News: The Chicago Connectory hosts Data Scientist from McDonald’s

Data_Science_Event

The Chicago Connectory hosts Data Scientist from McDonald’s

On Wednesday, April 17, the Chicago Connectory hosted Alexandra Gaski, a data scientist at McDonald’s. This event focused on how companies can use data to determine the success of their marketing and media efforts.

Gaski began the presentation by identifying issues all companies face when it comes to their marketing and media. Leadership will typically ask how marketing dollars are contributing to the overall business or how marketing directly influences sales. However, traditional marketing metrics, like in-store sales or media metrics, do not answer these questions.

Gaski explained that since there are so many external factors influencing sales and purchases, it is extremely difficult to attribute a sale to a specific marketing campaign. This is especially difficult for McDonald’s since the majority of their sales are in-store purchases compared to online sales.

However, by identifying all of these potential external factors (weather, competitor ads, region, size of store location, etc.) and using a complex regression model called Marketing Mix Modeling (MMM), McDonald’s is now able to determine the impact on sales and ROI measures for individual marketing activities. This model can be used not only to understand past performance but also to optimize future media spend across channels, products and messages.

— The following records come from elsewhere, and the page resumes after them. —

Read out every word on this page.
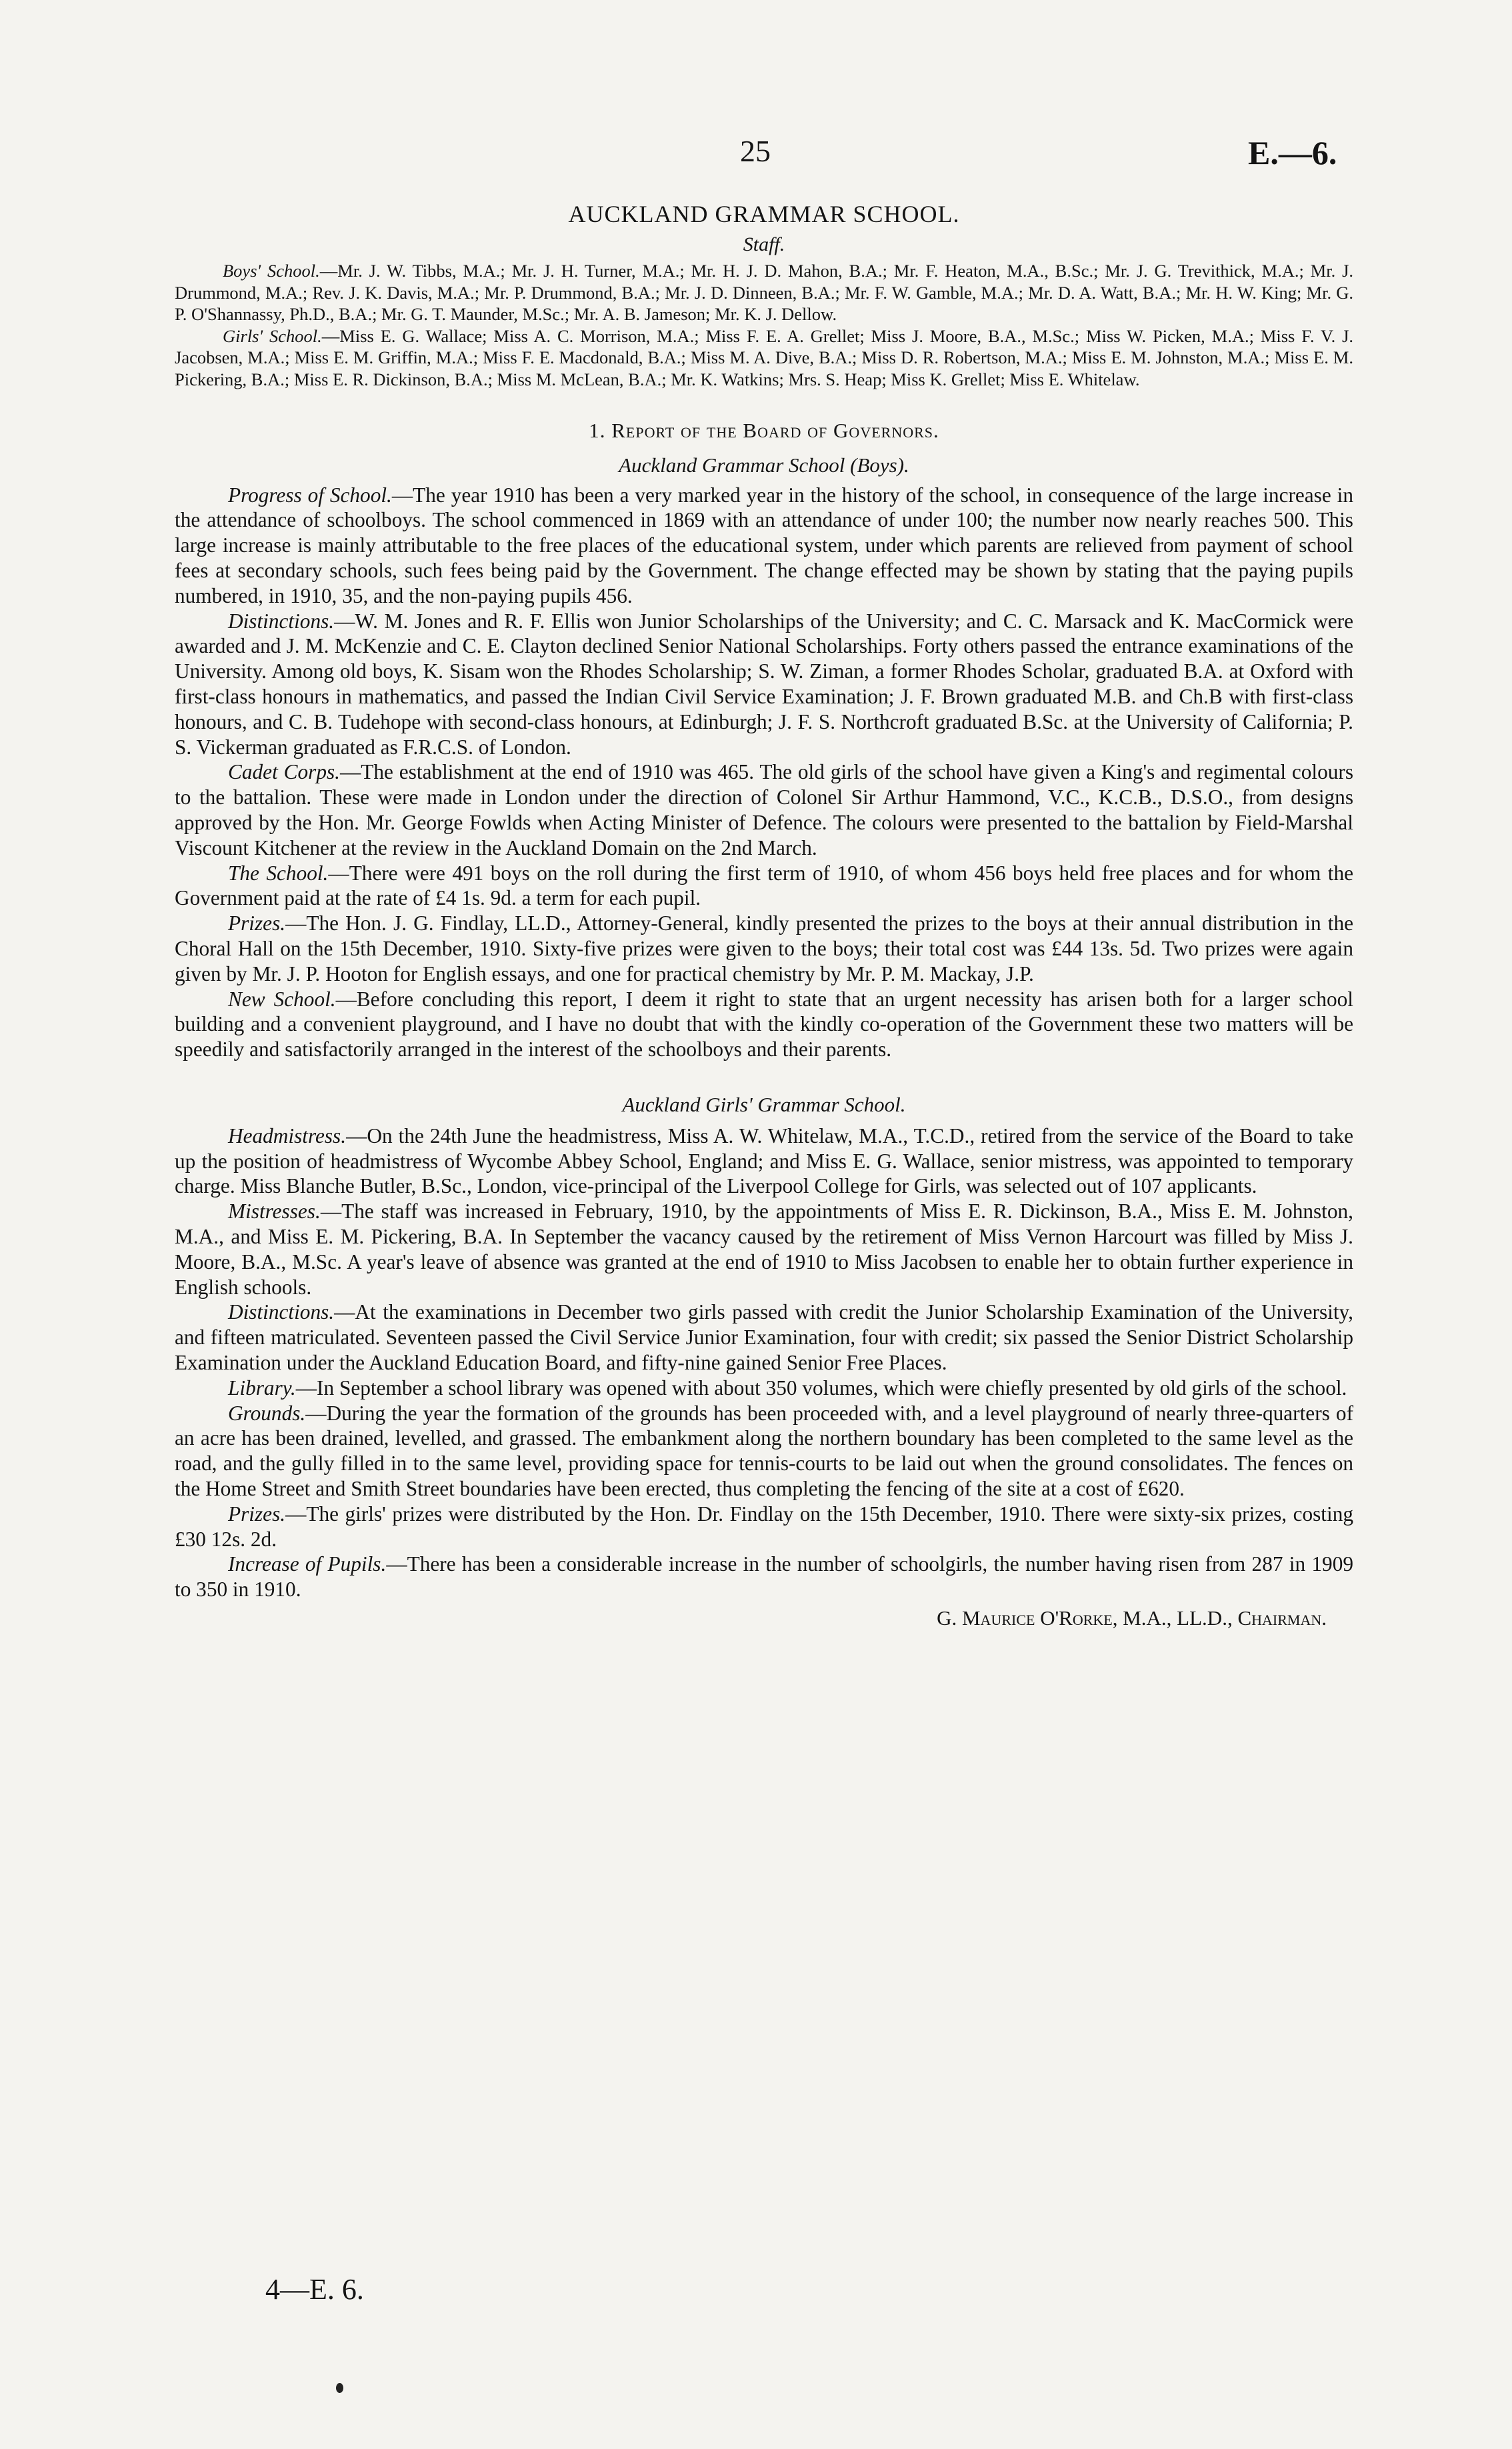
25	E.—6.
AUCKLAND GRAMMAR SCHOOL.
Staff.

Boys' School.—Mr. J. W. Tibbs, M.A.; Mr. J. H. Turner, M.A.; Mr. H. J. D. Mahon, B.A.; Mr. F. Heaton, M.A., B.Sc.; Mr. J. G. Trevithick, M.A.; Mr. J. Drummond, M.A.; Rev. J. K. Davis, M.A.; Mr. P. Drummond, B.A.; Mr. J. D. Dinneen, B.A.; Mr. F. W. Gamble, M.A.; Mr. D. A. Watt, B.A.; Mr. H. W. King; Mr. G. P. O'Shannassy, Ph.D., B.A.; Mr. G. T. Maunder, M.Sc.; Mr. A. B. Jameson; Mr. K. J. Dellow.

Girls' School.—Miss E. G. Wallace; Miss A. C. Morrison, M.A.; Miss F. E. A. Grellet; Miss J. Moore, B.A., M.Sc.; Miss W. Picken, M.A.; Miss F. V. J. Jacobsen, M.A.; Miss E. M. Griffin, M.A.; Miss F. E. Macdonald, B.A.; Miss M. A. Dive, B.A.; Miss D. R. Robertson, M.A.; Miss E. M. Johnston, M.A.; Miss E. M. Pickering, B.A.; Miss E. R. Dickinson, B.A.; Miss M. McLean, B.A.; Mr. K. Watkins; Mrs. S. Heap; Miss K. Grellet; Miss E. Whitelaw.

1. Report of the Board of Governors.
Auckland Grammar School (Boys).

Progress of School.—The year 1910 has been a very marked year in the history of the school, in consequence of the large increase in the attendance of schoolboys. The school commenced in 1869 with an attendance of under 100; the number now nearly reaches 500. This large increase is mainly attributable to the free places of the educational system, under which parents are relieved from payment of school fees at secondary schools, such fees being paid by the Government. The change effected may be shown by stating that the paying pupils numbered, in 1910, 35, and the non-paying pupils 456.

Distinctions.—W. M. Jones and R. F. Ellis won Junior Scholarships of the University; and C. C. Marsack and K. MacCormick were awarded and J. M. McKenzie and C. E. Clayton declined Senior National Scholarships. Forty others passed the entrance examinations of the University. Among old boys, K. Sisam won the Rhodes Scholarship; S. W. Ziman, a former Rhodes Scholar, graduated B.A. at Oxford with first-class honours in mathematics, and passed the Indian Civil Service Examination; J. F. Brown graduated M.B. and Ch.B with first-class honours, and C. B. Tudehope with second-class honours, at Edinburgh; J. F. S. Northcroft graduated B.Sc. at the University of California; P. S. Vickerman graduated as F.R.C.S. of London.

Cadet Corps.—The establishment at the end of 1910 was 465. The old girls of the school have given a King's and regimental colours to the battalion. These were made in London under the direction of Colonel Sir Arthur Hammond, V.C., K.C.B., D.S.O., from designs approved by the Hon. Mr. George Fowlds when Acting Minister of Defence. The colours were presented to the battalion by Field-Marshal Viscount Kitchener at the review in the Auckland Domain on the 2nd March.

The School.—There were 491 boys on the roll during the first term of 1910, of whom 456 boys held free places and for whom the Government paid at the rate of £4 1s. 9d. a term for each pupil.

Prizes.—The Hon. J. G. Findlay, LL.D., Attorney-General, kindly presented the prizes to the boys at their annual distribution in the Choral Hall on the 15th December, 1910. Sixty-five prizes were given to the boys; their total cost was £44 13s. 5d. Two prizes were again given by Mr. J. P. Hooton for English essays, and one for practical chemistry by Mr. P. M. Mackay, J.P.

New School.—Before concluding this report, I deem it right to state that an urgent necessity has arisen both for a larger school building and a convenient playground, and I have no doubt that with the kindly co-operation of the Government these two matters will be speedily and satisfactorily arranged in the interest of the schoolboys and their parents.

Auckland Girls' Grammar School.

Headmistress.—On the 24th June the headmistress, Miss A. W. Whitelaw, M.A., T.C.D., retired from the service of the Board to take up the position of headmistress of Wycombe Abbey School, England; and Miss E. G. Wallace, senior mistress, was appointed to temporary charge. Miss Blanche Butler, B.Sc., London, vice-principal of the Liverpool College for Girls, was selected out of 107 applicants.

Mistresses.—The staff was increased in February, 1910, by the appointments of Miss E. R. Dickinson, B.A., Miss E. M. Johnston, M.A., and Miss E. M. Pickering, B.A. In September the vacancy caused by the retirement of Miss Vernon Harcourt was filled by Miss J. Moore, B.A., M.Sc. A year's leave of absence was granted at the end of 1910 to Miss Jacobsen to enable her to obtain further experience in English schools.

Distinctions.—At the examinations in December two girls passed with credit the Junior Scholarship Examination of the University, and fifteen matriculated. Seventeen passed the Civil Service Junior Examination, four with credit; six passed the Senior District Scholarship Examination under the Auckland Education Board, and fifty-nine gained Senior Free Places.

Library.—In September a school library was opened with about 350 volumes, which were chiefly presented by old girls of the school.

Grounds.—During the year the formation of the grounds has been proceeded with, and a level playground of nearly three-quarters of an acre has been drained, levelled, and grassed. The embankment along the northern boundary has been completed to the same level as the road, and the gully filled in to the same level, providing space for tennis-courts to be laid out when the ground consolidates. The fences on the Home Street and Smith Street boundaries have been erected, thus completing the fencing of the site at a cost of £620.

Prizes.—The girls' prizes were distributed by the Hon. Dr. Findlay on the 15th December, 1910. There were sixty-six prizes, costing £30 12s. 2d.

Increase of Pupils.—There has been a considerable increase in the number of schoolgirls, the number having risen from 287 in 1909 to 350 in 1910.

G. Maurice O'Rorke, M.A., LL.D., Chairman.
4—E. 6.
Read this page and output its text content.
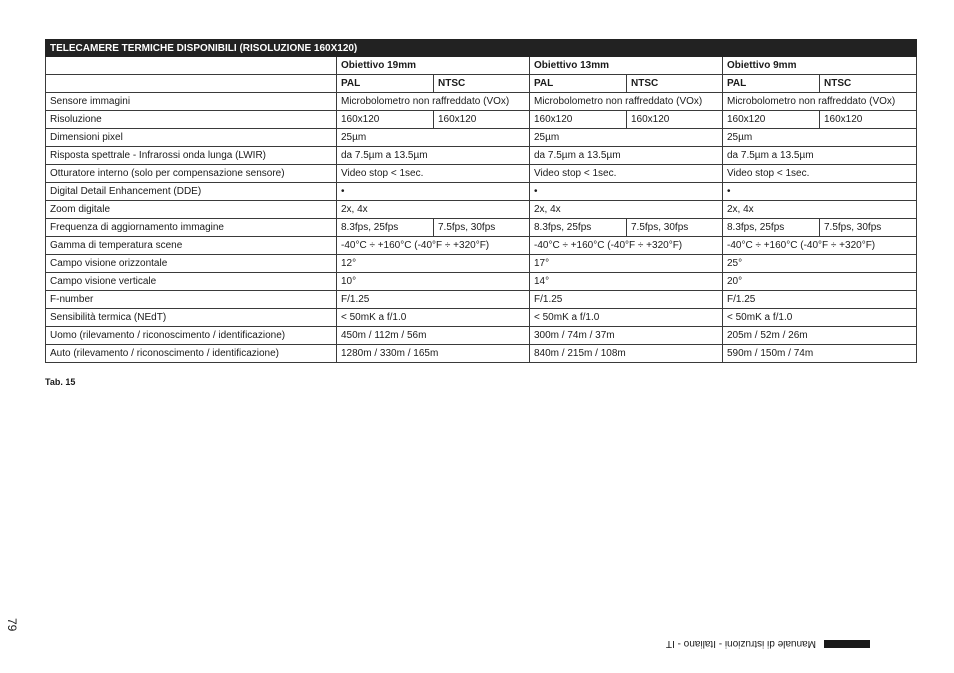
TELECAMERE TERMICHE DISPONIBILI (RISOLUZIONE 160X120)						
	Obiettivo 19mm		Obiettivo 13mm		Obiettivo 9mm	
	PAL	NTSC	PAL	NTSC	PAL	NTSC
Sensore immagini	Microbolometro non raffreddato (VOx)		Microbolometro non raffreddato (VOx)		Microbolometro non raffreddato (VOx)	
Risoluzione	160x120	160x120	160x120	160x120	160x120	160x120
Dimensioni pixel	25µm		25µm		25µm	
Risposta spettrale - Infrarossi onda lunga (LWIR)	da 7.5µm a 13.5µm		da 7.5µm a 13.5µm		da 7.5µm a 13.5µm	
Otturatore interno (solo per compensazione sensore)	Video stop < 1sec.		Video stop < 1sec.		Video stop < 1sec.	
Digital Detail Enhancement (DDE)	•		•		•	
Zoom digitale	2x, 4x		2x, 4x		2x, 4x	
Frequenza di aggiornamento immagine	8.3fps, 25fps	7.5fps, 30fps	8.3fps, 25fps	7.5fps, 30fps	8.3fps, 25fps	7.5fps, 30fps
Gamma di temperatura scene	-40°C ÷ +160°C (-40°F ÷ +320°F)		-40°C ÷ +160°C (-40°F ÷ +320°F)		-40°C ÷ +160°C (-40°F ÷ +320°F)	
Campo visione orizzontale	12°		17°		25°	
Campo visione verticale	10°		14°		20°	
F-number	F/1.25		F/1.25		F/1.25	
Sensibilità termica (NEdT)	< 50mK a f/1.0		< 50mK a f/1.0		< 50mK a f/1.0	
Uomo (rilevamento / riconoscimento / identificazione)	450m / 112m / 56m		300m / 74m / 37m		205m / 52m / 26m	
Auto (rilevamento / riconoscimento / identificazione)	1280m / 330m / 165m		840m / 215m / 108m		590m / 150m / 74m	
Tab. 15
79
Manuale di istruzioni - Italiano - IT
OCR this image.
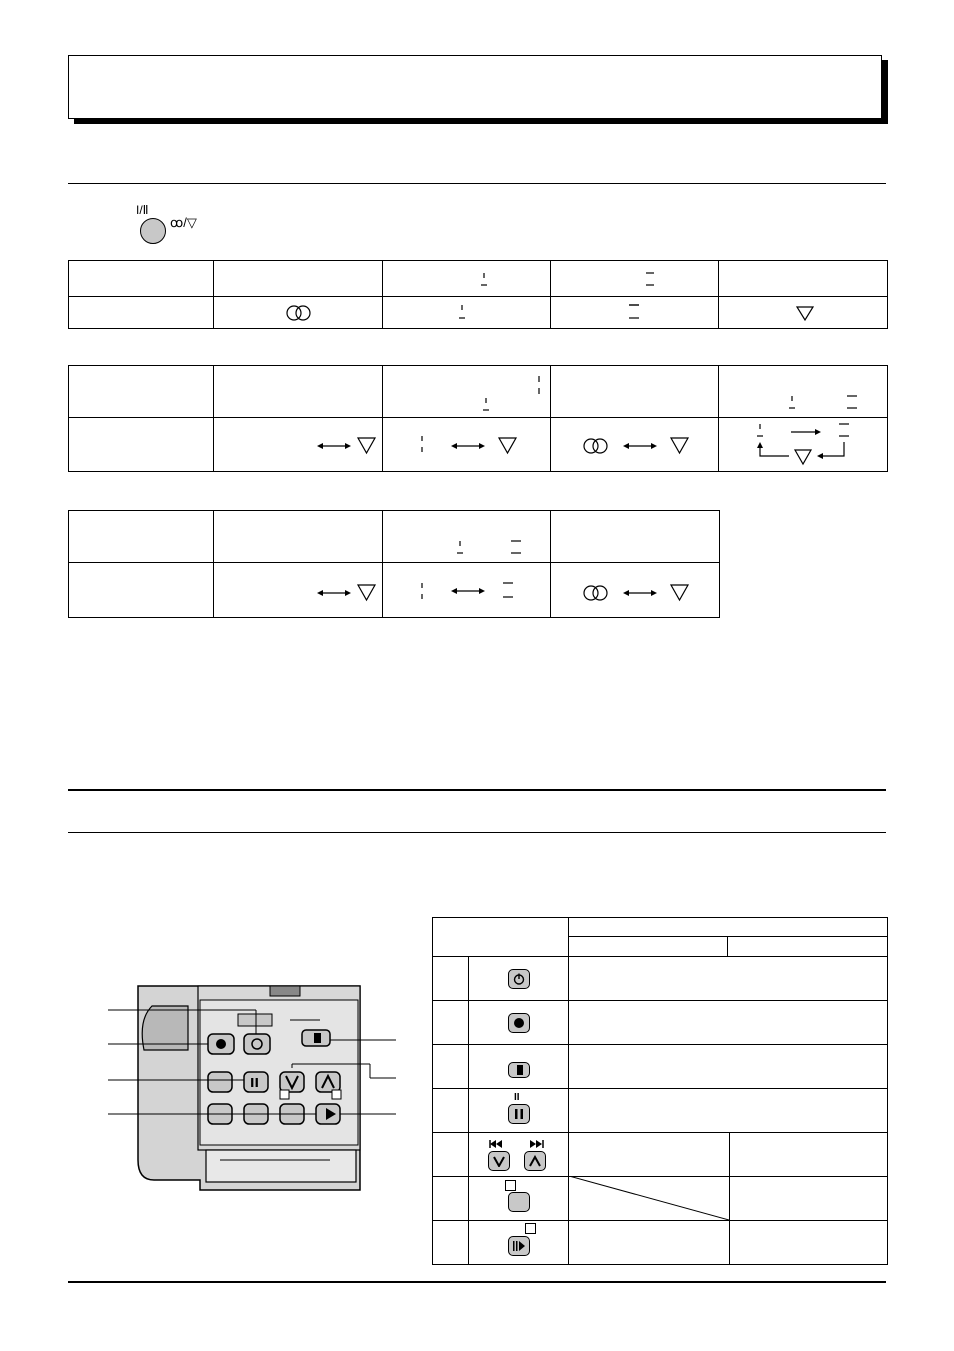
I/Ⅱ
ꝏ/▽
II
II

While these results sound wonderful, it was no easy task. Developing these types of insights takes a great deal of planning with various internal media teams. Everyone within the organization needed to coordinate to insure proper data collection.

During the last few statements, Gaski provided insights on how organizations can start planning for larger data science projects. First, start gathering all of the data in your data “world”. This includes external economic variables, company variables and marketing variables. Second, hire a data scientist or analytics firm – these projects are not something you want to do on your own. Third, create a culture around measurement. Lastly, benchmark against yourself. If you are McDonald’s, it does not make sense to compare your results to Amazon, for example.